Shin Jin-Young, Yoon Il-Hee, Kim Jung-Sik, Kim Bongi, Park Chung-Gyu
Department of Microbiology and Immunology, Tumor Immunity Medical Research Center, Cancer Research Institute, Seoul National University College of Medicine, South Korea.
Cell Immunol. 2009;256(1-2):72-8. doi: 10.1016/j.cellimm.2009.01.006. Epub 2009 Feb 26.
Vascular endothelial growth factor (VEGF) is a proangiogenic mediator that promotes tumor growth. The role of VEGF in T lymphocytes is unknown. We found that T lymphocytes activated by either anti-CD3 monoclonal antibody (mAb) plus anti-CD28 mAb or by antigens on antigen-presenting cells transcribed mRNA for VEGF receptor 1 (VEGFR1) and VEGFR2. However, only VEGFR1 was expressed on the T cell surface. The addition of VEGF to either resting or activated T cells did not affect their proliferation, but VEGF increased IL-10 production and slightly decreased IFN-gamma production. A chemotaxis assay revealed that activated T lymphocytes migrate in response to VEGF. Our data suggest that VEGF has a direct immunomodulatory effect on T cells. Engagement of a high concentration of VEGF with VEGFR1 on T cells may cause T cells to migrate to tumor sites, and this interaction may play a role in IL-10-mediated immune evasion by tumor cells.

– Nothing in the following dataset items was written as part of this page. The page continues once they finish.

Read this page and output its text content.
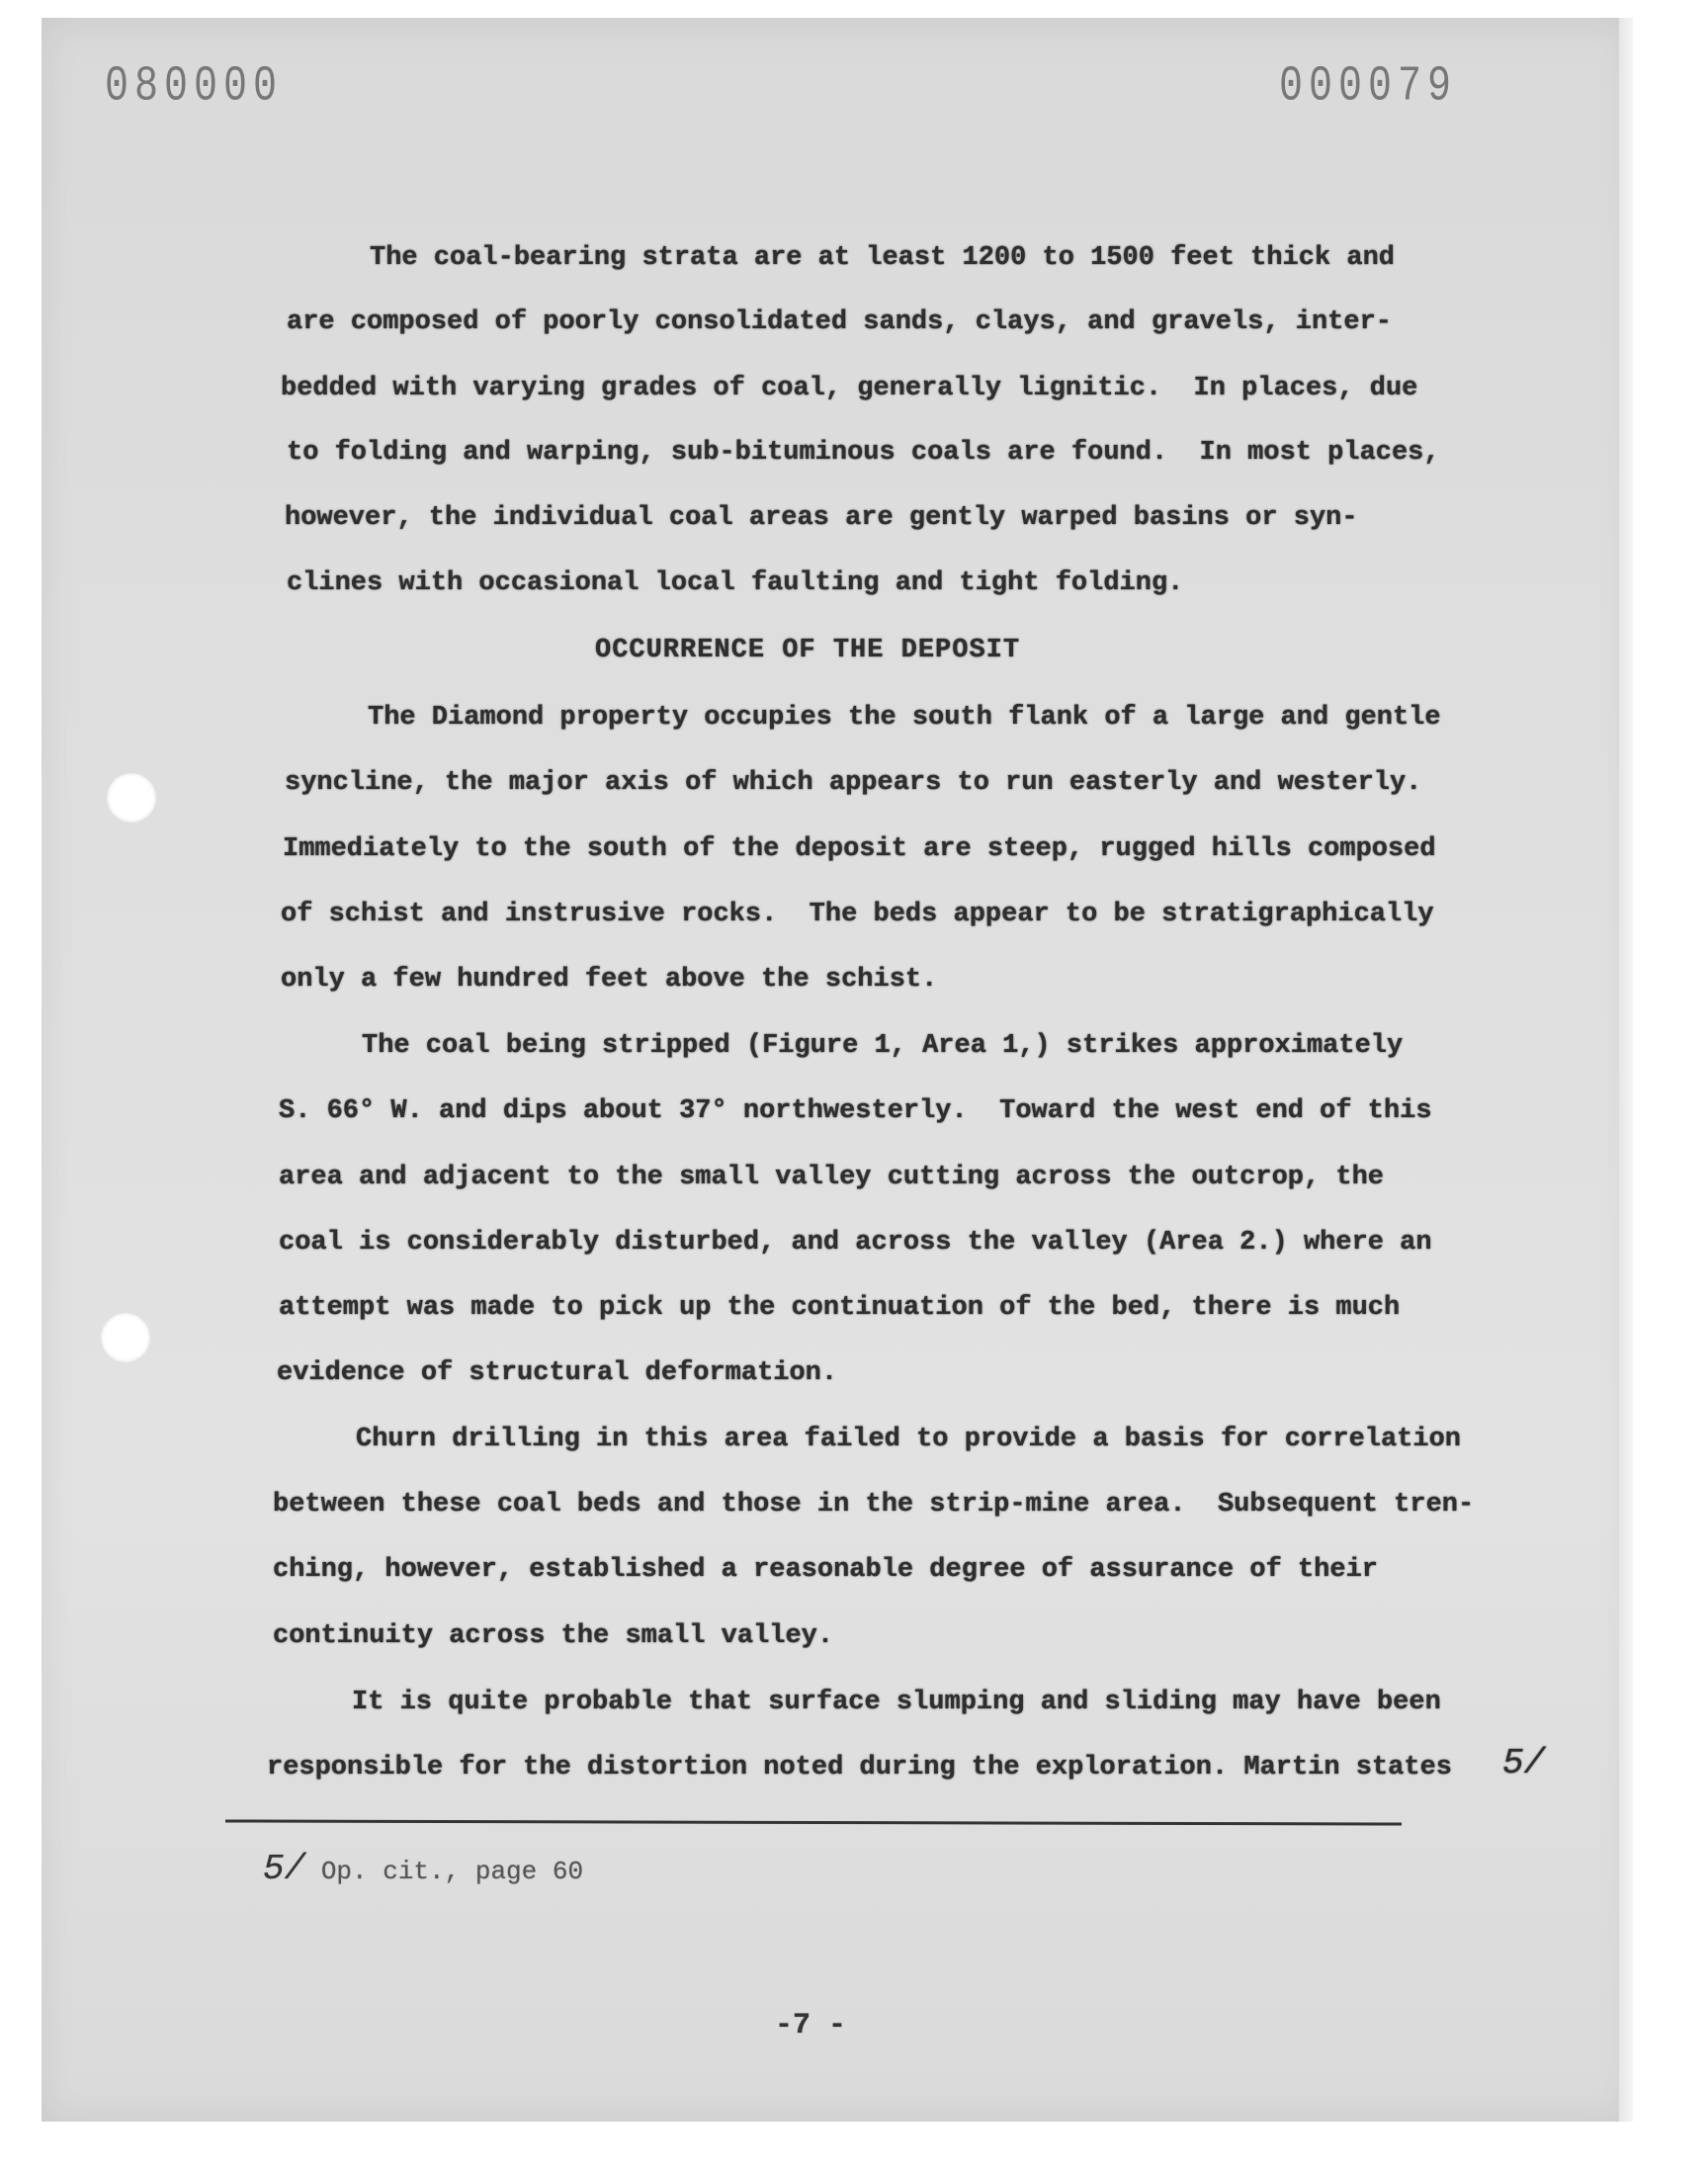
080000	000079
The coal-bearing strata are at least 1200 to 1500 feet thick and
are composed of poorly consolidated sands, clays, and gravels, inter-
bedded with varying grades of coal, generally lignitic.  In places, due
to folding and warping, sub-bituminous coals are found.  In most places,
however, the individual coal areas are gently warped basins or syn-
clines with occasional local faulting and tight folding.
OCCURRENCE OF THE DEPOSIT
The Diamond property occupies the south flank of a large and gentle
syncline, the major axis of which appears to run easterly and westerly.
Immediately to the south of the deposit are steep, rugged hills composed
of schist and instrusive rocks.  The beds appear to be stratigraphically
only a few hundred feet above the schist.
The coal being stripped (Figure 1, Area 1,) strikes approximately
S. 66° W. and dips about 37° northwesterly.  Toward the west end of this
area and adjacent to the small valley cutting across the outcrop, the
coal is considerably disturbed, and across the valley (Area 2.) where an
attempt was made to pick up the continuation of the bed, there is much
evidence of structural deformation.
Churn drilling in this area failed to provide a basis for correlation
between these coal beds and those in the strip-mine area.  Subsequent tren-
ching, however, established a reasonable degree of assurance of their
continuity across the small valley.
It is quite probable that surface slumping and sliding may have been
responsible for the distortion noted during the exploration. Martin states 5/
5/ Op. cit., page 60
-7 -
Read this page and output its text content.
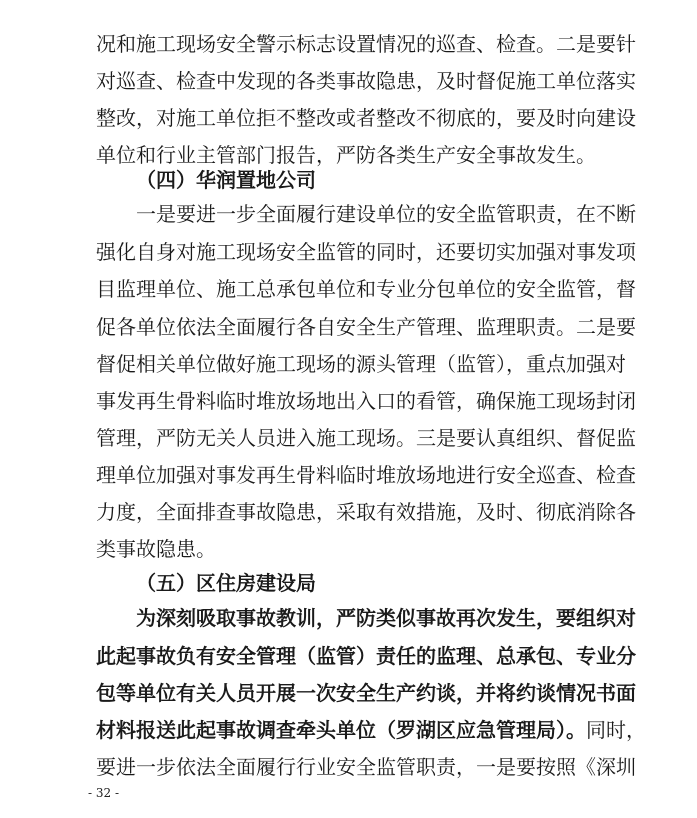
况和施工现场安全警示标志设置情况的巡查、检查。二是要针
对巡查、检查中发现的各类事故隐患，及时督促施工单位落实
整改，对施工单位拒不整改或者整改不彻底的，要及时向建设
单位和行业主管部门报告，严防各类生产安全事故发生。
（四）华润置地公司
一是要进一步全面履行建设单位的安全监管职责，在不断
强化自身对施工现场安全监管的同时，还要切实加强对事发项
目监理单位、施工总承包单位和专业分包单位的安全监管，督
促各单位依法全面履行各自安全生产管理、监理职责。二是要
督促相关单位做好施工现场的源头管理（监管），重点加强对
事发再生骨料临时堆放场地出入口的看管，确保施工现场封闭
管理，严防无关人员进入施工现场。三是要认真组织、督促监
理单位加强对事发再生骨料临时堆放场地进行安全巡查、检查
力度，全面排查事故隐患，采取有效措施，及时、彻底消除各
类事故隐患。
（五）区住房建设局
为深刻吸取事故教训，严防类似事故再次发生，要组织对
此起事故负有安全管理（监管）责任的监理、总承包、专业分
包等单位有关人员开展一次安全生产约谈，并将约谈情况书面
材料报送此起事故调查牵头单位（罗湖区应急管理局）。同时，
要进一步依法全面履行行业安全监管职责，一是要按照《深圳
- 32 -
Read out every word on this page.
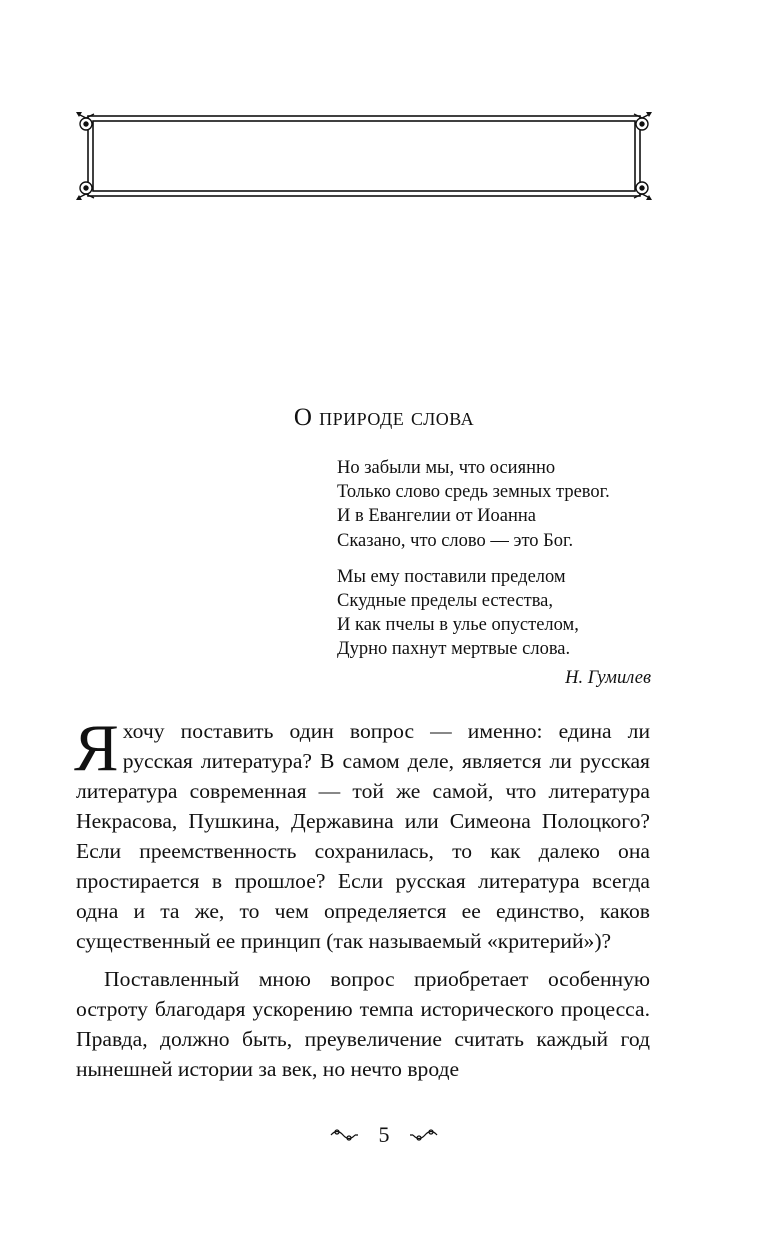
О природе слова
Но забыли мы, что осиянно
Только слово средь земных тревог.
И в Евангелии от Иоанна
Сказано, что слово — это Бог.
Мы ему поставили пределом
Скудные пределы естества,
И как пчелы в улье опустелом,
Дурно пахнут мертвые слова.
Н. Гумилев

Я хочу поставить один вопрос — именно: едина ли русская литература? В самом деле, является ли русская литература современная — той же самой, что литература Некрасова, Пушкина, Державина или Симеона Полоцкого? Если преемственность сохранилась, то как далеко она простирается в прошлое? Если русская литература всегда одна и та же, то чем определяется ее единство, каков существенный ее принцип (так называемый «критерий»)?

Поставленный мною вопрос приобретает особенную остроту благодаря ускорению темпа исторического процесса. Правда, должно быть, преувеличение считать каждый год нынешней истории за век, но нечто вроде

5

血管内皮生长因子(VEGF)是一种促进肿瘤生长的促血管生成介质。VEGF在T淋巴细胞中的作用尚不清楚。我们发现,用抗CD3单克隆抗体(mAb)加抗CD28 mAb或抗原呈递细胞上的抗原激活的T淋巴细胞转录了VEGF受体1(VEGFR1)和VEGFR2的mRNA。然而,只有VEGFR1在T细胞表面表达。将VEGF添加到静止或活化的T细胞中均不影响其增殖,但VEGF增加了IL-10的产生并略微降低了IFN-γ的产生。趋化性分析表明,活化的T淋巴细胞对VEGF有迁移反应。我们的数据表明,VEGF对T细胞具有直接的免疫调节作用。高浓度的VEGF与T细胞上的VEGFR1结合可能会导致T细胞迁移至肿瘤部位,这种相互作用可能在肿瘤细胞介导的IL-10免疫逃逸中发挥作用。